Despite how trivial it sounds, maintaining a well-designed directory structure not only provides a framework for files, it structures productive work.
Given how important it was for me, I will attempt to explain the directory structure that I developed. Let me begin by saying that I am not an expert at developing directory structures. There are experts in these matters. Though I had an interest in becoming an expert at file management, I was too busy trying to become an expert in what I was actually studying to have the time. I will lay out in an ongoing series of posts the basic intuition behind my posts, what has seemed to work (and not) with this system, and improvements I would like to make. I would, of course, be interested in feedback and or comparisons to what others do.
It would be helpful to describe the set up that I use since that, to some degree, dictated the decisions that made. At work, I use a Windows desktop with XP (I haven't yet made the switch to Windows 7, though I will when I purchase my next computer) that is set up to use remote desktop. The primary software packages that I use are Stata 11 SE for statistics, a combination of MS Word and LaTeX (using the MiKTeX distribution with TeXnicCenter) for writing, and ArcGIS 11 (ArcINFO level) for geographic information system analysis. I am proficient at using Python for basic programming needs, though I have much to learn in order to use it more effectively. When at home or traveling, I have a Dell Netbook that I essential use as a word-processing machine and dummy terminal to my desktop through the remote desktop connection. Finally, I use Mercurial as my version control software, but since I am a complete newbie, I'm not quite sure that I understand yet how to use it.
I view my directory structure as a way to both reflect and improve my workflow. This means two things. First, this directory system reflects the way that I work best and forces me to be organized on my internal system. That means that it might not be the best for you (for example, Gabriel Rossman has an excellent description of his directory structure that differs from mine). Second, the most important thing is to find a workflow that works for you (see Kieran Healy's excellent guide on this), that is sustainable and helps you get your work done.
Since the directory structure imposes discipline on my workflow, today I will lay out what have evolved as the important elements of my own workflow. If they resemble yours, then this might be helpful to you.
The first goal of the workflow structure is to make different aspects of my work easy to find quickly and, accordingly, easy to maintain in an organized format. There are several large areas of work that I do regularly that need to be represented in this maintenance format:
- Data development -- these are tasks that relate to the creation and cleaning of datasets. If I am fortunate enough to work on a project where there is a data manager that does many of these tasks for me, then this directory becomes a simple repository of the data. If, on the other hand, I am responsible for managing the data, I break the tasks down to three discrete tasks: source data acquisition, data construction, and data delivery/documentation.
- Projects -- these are tasks that will hopefully lead to conference presentations and/or published papers. More often than not they have a data management component, analysis component, and a writing/presentation component. This is the piece where I (should) spend the most time and energy.
- Reviews and comments -- Like any academic, I am a referee in the peer-review process and provide feedback for colleagues on papers.
- Proposals and grants -- The nature of my work is that I try to acquire funding through different sources for the work that I do. This is a directory where I keep documents related to the proposal to obtain funding and management of grants.

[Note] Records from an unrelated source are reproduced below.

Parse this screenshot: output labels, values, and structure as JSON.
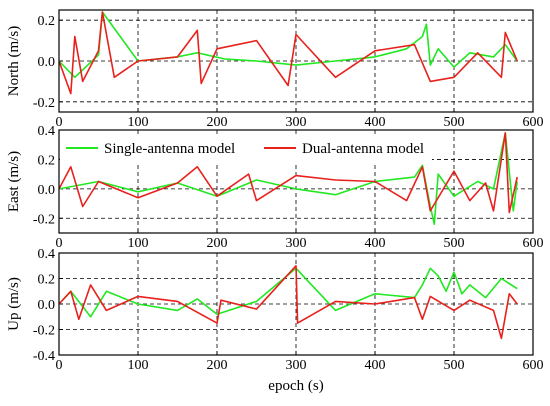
{
  "xlabel": "epoch (s)",
  "colors": {
    "single": "#22e822",
    "dual": "#e8211c",
    "grid": "#000000",
    "frame": "#000000"
  },
  "legend": {
    "placement": "top-left of middle panel",
    "entries": [
      "Single-antenna model",
      "Dual-antenna model"
    ]
  },
  "chart_data": [
    {
      "type": "line",
      "ylabel": "North (m/s)",
      "xlim": [
        0,
        600
      ],
      "ylim": [
        -0.25,
        0.25
      ],
      "xticks": [
        "0",
        "100",
        "200",
        "300",
        "400",
        "500",
        "600"
      ],
      "yticks": [
        "-0.2",
        "0.0",
        "0.2"
      ],
      "grid": "dashed",
      "series": [
        {
          "name": "Single-antenna model",
          "x": [
            0,
            20,
            50,
            55,
            100,
            150,
            175,
            210,
            250,
            300,
            350,
            400,
            440,
            460,
            465,
            470,
            480,
            500,
            520,
            550,
            565,
            580
          ],
          "values": [
            0.0,
            -0.08,
            0.03,
            0.24,
            0.0,
            0.02,
            0.04,
            0.01,
            0.0,
            -0.02,
            0.0,
            0.02,
            0.06,
            0.12,
            0.18,
            -0.02,
            0.06,
            -0.03,
            0.04,
            0.02,
            0.08,
            0.0
          ]
        },
        {
          "name": "Dual-antenna model",
          "x": [
            0,
            15,
            20,
            30,
            50,
            55,
            70,
            100,
            150,
            175,
            180,
            200,
            250,
            290,
            300,
            350,
            400,
            450,
            470,
            500,
            530,
            560,
            565,
            580
          ],
          "values": [
            0.0,
            -0.16,
            0.12,
            -0.1,
            0.05,
            0.24,
            -0.08,
            0.0,
            0.02,
            0.15,
            -0.11,
            0.06,
            0.1,
            -0.12,
            0.13,
            -0.08,
            0.05,
            0.08,
            -0.1,
            -0.08,
            0.04,
            -0.08,
            0.14,
            0.0
          ]
        }
      ]
    },
    {
      "type": "line",
      "ylabel": "East (m/s)",
      "xlim": [
        0,
        600
      ],
      "ylim": [
        -0.3,
        0.4
      ],
      "xticks": [
        "0",
        "100",
        "200",
        "300",
        "400",
        "500",
        "600"
      ],
      "yticks": [
        "-0.2",
        "0.0",
        "0.2",
        "0.4"
      ],
      "grid": "dashed",
      "series": [
        {
          "name": "Single-antenna model",
          "x": [
            0,
            50,
            100,
            150,
            200,
            250,
            300,
            350,
            400,
            450,
            460,
            470,
            475,
            480,
            500,
            530,
            550,
            565,
            575,
            580
          ],
          "values": [
            0.0,
            0.05,
            -0.02,
            0.04,
            -0.05,
            0.06,
            0.0,
            -0.04,
            0.05,
            0.08,
            0.16,
            -0.12,
            -0.24,
            0.1,
            -0.05,
            0.05,
            0.0,
            0.38,
            -0.15,
            0.05
          ]
        },
        {
          "name": "Dual-antenna model",
          "x": [
            0,
            15,
            30,
            50,
            100,
            150,
            175,
            200,
            240,
            250,
            300,
            350,
            400,
            440,
            460,
            470,
            500,
            520,
            540,
            550,
            565,
            570,
            580
          ],
          "values": [
            0.0,
            0.15,
            -0.12,
            0.05,
            -0.06,
            0.04,
            0.15,
            -0.05,
            0.1,
            -0.08,
            0.09,
            0.06,
            0.05,
            -0.08,
            0.15,
            -0.15,
            0.12,
            -0.08,
            0.04,
            -0.15,
            0.38,
            -0.16,
            0.08
          ]
        }
      ]
    },
    {
      "type": "line",
      "ylabel": "Up (m/s)",
      "xlim": [
        0,
        600
      ],
      "ylim": [
        -0.4,
        0.4
      ],
      "xticks": [
        "0",
        "100",
        "200",
        "300",
        "400",
        "500",
        "600"
      ],
      "yticks": [
        "-0.4",
        "-0.2",
        "0.0",
        "0.2",
        "0.4"
      ],
      "grid": "dashed",
      "series": [
        {
          "name": "Single-antenna model",
          "x": [
            0,
            15,
            40,
            60,
            100,
            150,
            175,
            200,
            250,
            300,
            350,
            400,
            450,
            460,
            470,
            480,
            490,
            500,
            510,
            520,
            540,
            560,
            580
          ],
          "values": [
            0.0,
            0.1,
            -0.1,
            0.1,
            0.0,
            -0.05,
            0.04,
            -0.08,
            0.02,
            0.28,
            -0.05,
            0.08,
            0.05,
            0.15,
            0.28,
            0.22,
            0.1,
            0.25,
            0.08,
            0.15,
            0.05,
            0.2,
            0.12
          ]
        },
        {
          "name": "Dual-antenna model",
          "x": [
            0,
            15,
            25,
            40,
            60,
            100,
            150,
            200,
            205,
            250,
            300,
            302,
            350,
            400,
            450,
            460,
            470,
            500,
            520,
            550,
            560,
            570,
            580
          ],
          "values": [
            0.0,
            0.1,
            -0.12,
            0.15,
            -0.05,
            0.06,
            0.02,
            -0.15,
            0.03,
            -0.04,
            0.3,
            -0.15,
            0.02,
            0.0,
            0.05,
            -0.12,
            0.06,
            -0.05,
            0.03,
            -0.05,
            -0.27,
            0.08,
            0.0
          ]
        }
      ]
    }
  ]
}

- Other writing -- I also write for other venues (like the blog you are reading!) besides the academic writing that goes on in my projects and proposals. I save those projects in this directory.

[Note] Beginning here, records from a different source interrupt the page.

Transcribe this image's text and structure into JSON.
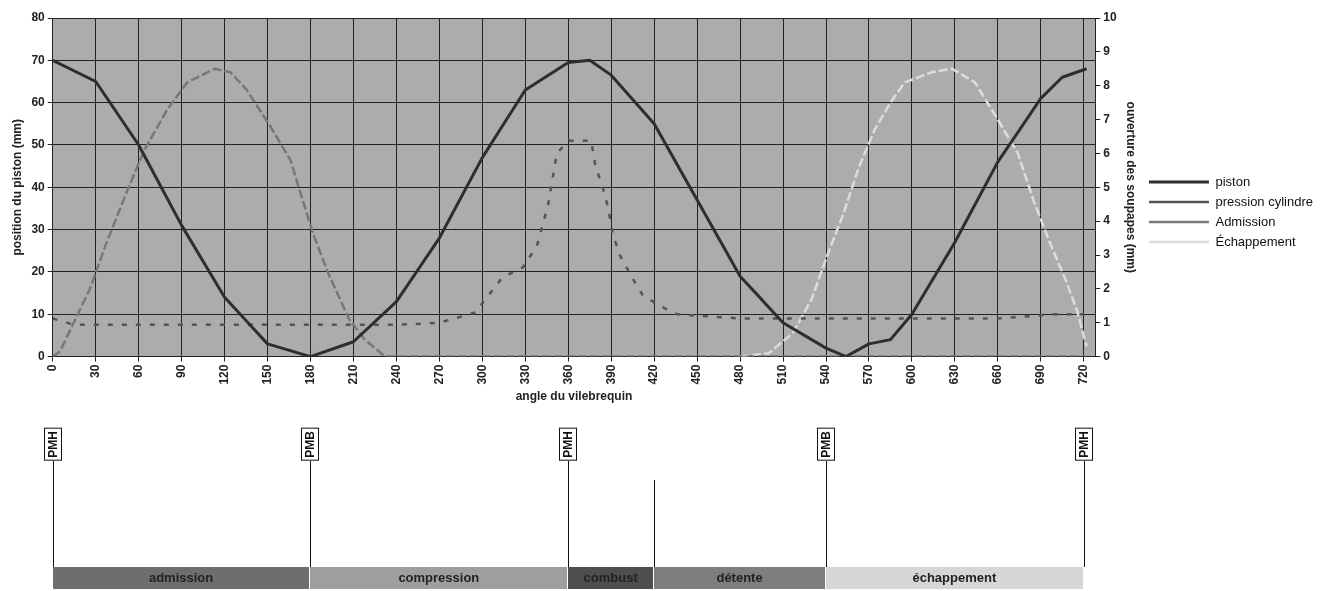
{
  "chart_data": [
    {
      "type": "line",
      "xlabel": "angle du vilebrequin",
      "ylabel": "position du piston (mm)",
      "y2label": "ouverture des soupapes (mm)",
      "xlim": [
        0,
        728
      ],
      "xticks": [
        0,
        30,
        60,
        90,
        120,
        150,
        180,
        210,
        240,
        270,
        300,
        330,
        360,
        390,
        420,
        450,
        480,
        510,
        540,
        570,
        600,
        630,
        660,
        690,
        720
      ],
      "ylim": [
        0,
        80
      ],
      "yticks": [
        0,
        10,
        20,
        30,
        40,
        50,
        60,
        70,
        80
      ],
      "y2lim": [
        0,
        10
      ],
      "y2ticks": [
        0,
        1,
        2,
        3,
        4,
        5,
        6,
        7,
        8,
        9,
        10
      ],
      "grid": true,
      "legend": "right",
      "marker": "none",
      "series": [
        {
          "name": "piston",
          "color": "#2e2e2e",
          "line_style": "solid",
          "x": [
            0,
            30,
            60,
            90,
            120,
            150,
            180,
            210,
            240,
            270,
            300,
            330,
            360,
            375,
            390,
            420,
            450,
            480,
            510,
            540,
            554,
            570,
            585,
            600,
            630,
            660,
            690,
            705,
            722
          ],
          "values": [
            70,
            65,
            50,
            31,
            14,
            3,
            0,
            3.5,
            13,
            28,
            47,
            63,
            69.5,
            70,
            66.5,
            55,
            37,
            19,
            8,
            2,
            0,
            3,
            4,
            10,
            27,
            46,
            61,
            66,
            68
          ]
        },
        {
          "name": "pression cylindre",
          "color": "#555555",
          "line_style": "dotted",
          "x": [
            0,
            15,
            60,
            120,
            180,
            240,
            270,
            295,
            314,
            328,
            338,
            346,
            352,
            360,
            376,
            379,
            384,
            388,
            391,
            396,
            404,
            412,
            424,
            436,
            480,
            540,
            600,
            660,
            700,
            720
          ],
          "values": [
            9,
            7.5,
            7.5,
            7.5,
            7.5,
            7.5,
            8,
            10.4,
            18.7,
            21,
            26,
            36,
            48,
            51,
            51,
            45,
            40,
            35,
            29,
            24,
            19,
            14.5,
            12,
            10,
            9,
            9,
            9,
            9,
            10,
            10
          ]
        },
        {
          "name": "Admission",
          "color": "#787878",
          "line_style": "dashed",
          "axis": "y2",
          "x": [
            0,
            5,
            26,
            37,
            53,
            64,
            80,
            94,
            113,
            124,
            135,
            152,
            166,
            182,
            193,
            207,
            218,
            232,
            720
          ],
          "values": [
            0,
            0.15,
            2,
            3.3,
            5,
            6.1,
            7.3,
            8.1,
            8.5,
            8.4,
            7.9,
            6.8,
            5.8,
            3.6,
            2.4,
            1.1,
            0.5,
            0,
            0
          ]
        },
        {
          "name": "Échappement",
          "color": "#dcdcdc",
          "line_style": "dashed",
          "axis": "y2",
          "x": [
            480,
            500,
            517,
            530,
            541,
            552,
            563,
            574,
            585,
            595,
            614,
            628,
            644,
            660,
            674,
            685,
            696,
            707,
            715,
            722
          ],
          "values": [
            0,
            0.1,
            0.7,
            1.7,
            3,
            4.2,
            5.6,
            6.7,
            7.5,
            8.1,
            8.4,
            8.5,
            8.1,
            7,
            6,
            4.6,
            3.4,
            2.3,
            1.4,
            0.3
          ]
        }
      ]
    },
    {
      "type": "other",
      "annotations": [
        "PMH",
        "PMB",
        "PMH",
        "PMB",
        "PMH",
        "admission",
        "compression",
        "combust",
        "détente",
        "échappement"
      ]
    }
  ]
}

- Other -- There are several other categories that require their own space that go into other directories (it is never good to have a directory called "Other"). Those are often developed on a case-by-case basis (e.g., applications for jobs) as I need them or are generally for administrative tasks (e.g., expense reporting and a repository for my professional files).

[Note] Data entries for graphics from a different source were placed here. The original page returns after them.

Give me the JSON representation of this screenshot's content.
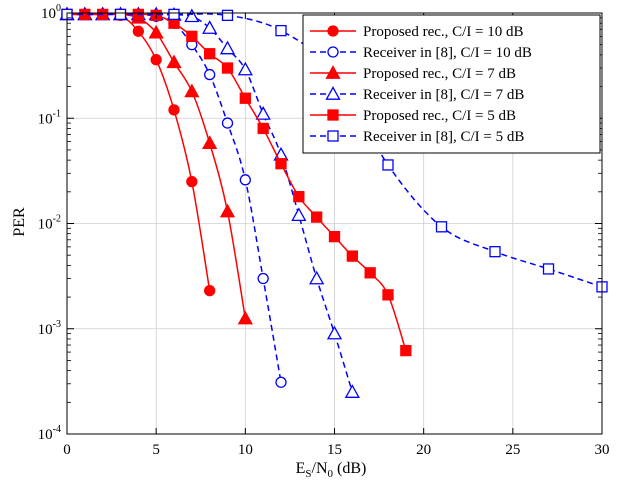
{
  "chart_data": {
    "type": "line",
    "xlabel_main": "E",
    "xlabel_sub1": "S",
    "xlabel_mid": "/N",
    "xlabel_sub2": "0",
    "xlabel_tail": " (dB)",
    "ylabel": "PER",
    "xlim": [
      0,
      30
    ],
    "ylim": [
      0.0001,
      1
    ],
    "yscale": "log",
    "grid": true,
    "legend_position": "top-right",
    "x_ticks": [
      0,
      5,
      10,
      15,
      20,
      25,
      30
    ],
    "x_tick_labels": [
      "0",
      "5",
      "10",
      "15",
      "20",
      "25",
      "30"
    ],
    "y_ticks": [
      {
        "base": "10",
        "exp": "0",
        "value": 1
      },
      {
        "base": "10",
        "exp": "-1",
        "value": 0.1
      },
      {
        "base": "10",
        "exp": "-2",
        "value": 0.01
      },
      {
        "base": "10",
        "exp": "-3",
        "value": 0.001
      },
      {
        "base": "10",
        "exp": "-4",
        "value": 0.0001
      }
    ],
    "series": [
      {
        "name": "Proposed rec., C/I = 10 dB",
        "color": "#ff0000",
        "dash": "solid",
        "marker": "circle-filled",
        "points": [
          [
            0,
            0.97
          ],
          [
            1,
            0.97
          ],
          [
            2,
            0.97
          ],
          [
            3,
            0.95
          ],
          [
            4,
            0.67
          ],
          [
            5,
            0.36
          ],
          [
            6,
            0.12
          ],
          [
            7,
            0.025
          ],
          [
            8,
            0.0023
          ]
        ]
      },
      {
        "name": "Receiver in [8], C/I = 10 dB",
        "color": "#0000ff",
        "dash": "dashed",
        "marker": "circle-open",
        "points": [
          [
            0,
            0.97
          ],
          [
            1,
            0.97
          ],
          [
            2,
            0.97
          ],
          [
            3,
            0.97
          ],
          [
            4,
            0.97
          ],
          [
            5,
            0.93
          ],
          [
            6,
            0.8
          ],
          [
            7,
            0.5
          ],
          [
            8,
            0.26
          ],
          [
            9,
            0.09
          ],
          [
            10,
            0.026
          ],
          [
            11,
            0.003
          ],
          [
            12,
            0.00031
          ]
        ]
      },
      {
        "name": "Proposed rec., C/I = 7 dB",
        "color": "#ff0000",
        "dash": "solid",
        "marker": "triangle-filled",
        "points": [
          [
            0,
            0.97
          ],
          [
            1,
            0.97
          ],
          [
            2,
            0.97
          ],
          [
            3,
            0.97
          ],
          [
            4,
            0.9
          ],
          [
            5,
            0.65
          ],
          [
            6,
            0.34
          ],
          [
            7,
            0.18
          ],
          [
            8,
            0.058
          ],
          [
            9,
            0.013
          ],
          [
            10,
            0.00125
          ]
        ]
      },
      {
        "name": "Receiver in [8], C/I = 7 dB",
        "color": "#0000ff",
        "dash": "dashed",
        "marker": "triangle-open",
        "points": [
          [
            0,
            0.97
          ],
          [
            1,
            0.97
          ],
          [
            2,
            0.97
          ],
          [
            3,
            0.97
          ],
          [
            4,
            0.97
          ],
          [
            5,
            0.97
          ],
          [
            6,
            0.96
          ],
          [
            7,
            0.93
          ],
          [
            8,
            0.72
          ],
          [
            9,
            0.46
          ],
          [
            10,
            0.29
          ],
          [
            11,
            0.11
          ],
          [
            12,
            0.045
          ],
          [
            13,
            0.012
          ],
          [
            14,
            0.003
          ],
          [
            15,
            0.0009
          ],
          [
            16,
            0.00025
          ]
        ]
      },
      {
        "name": "Proposed rec., C/I = 5 dB",
        "color": "#ff0000",
        "dash": "solid",
        "marker": "square-filled",
        "points": [
          [
            0,
            0.97
          ],
          [
            1,
            0.97
          ],
          [
            2,
            0.97
          ],
          [
            3,
            0.97
          ],
          [
            4,
            0.97
          ],
          [
            5,
            0.95
          ],
          [
            6,
            0.8
          ],
          [
            7,
            0.6
          ],
          [
            8,
            0.41
          ],
          [
            9,
            0.3
          ],
          [
            10,
            0.155
          ],
          [
            11,
            0.08
          ],
          [
            12,
            0.037
          ],
          [
            13,
            0.018
          ],
          [
            14,
            0.0115
          ],
          [
            15,
            0.0075
          ],
          [
            16,
            0.0049
          ],
          [
            17,
            0.0034
          ],
          [
            18,
            0.0021
          ],
          [
            19,
            0.00062
          ]
        ]
      },
      {
        "name": "Receiver in [8], C/I = 5 dB",
        "color": "#0000ff",
        "dash": "dashed",
        "marker": "square-open",
        "points": [
          [
            0,
            0.97
          ],
          [
            3,
            0.97
          ],
          [
            6,
            0.97
          ],
          [
            9,
            0.95
          ],
          [
            12,
            0.68
          ],
          [
            15,
            0.27
          ],
          [
            18,
            0.036
          ],
          [
            21,
            0.0093
          ],
          [
            24,
            0.0054
          ],
          [
            27,
            0.0037
          ],
          [
            30,
            0.0025
          ]
        ]
      }
    ]
  }
}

The second goal is to create a regular workflow that reduces repetition across projects by imposing discipline on my work. This means two things. First, it leads to creating a common structure across different projects within the same type of task that makes writing code or drafts easier because the system imposes a formula for doing things. Second, it makes it easier to pick up where I left off on a project after putting it down for a while (e.g., after getting a manuscript back after review from a journal).
- The third goal is a corollary to the first two, and probably the most important: make my work reproducible. This means ensuring that I can reproduce results on projects, identify decision points on grants and drafts, and go back to old versions in a systematic way if I need to.
- Finally, I want a system that makes it possible to collaborate with others. Thus, it should be simple enough to describe to colleagues (and blog readers!).
In future posts, I will walk through the tasks outlined above to describe what I do -- and what I would like to do -- for each.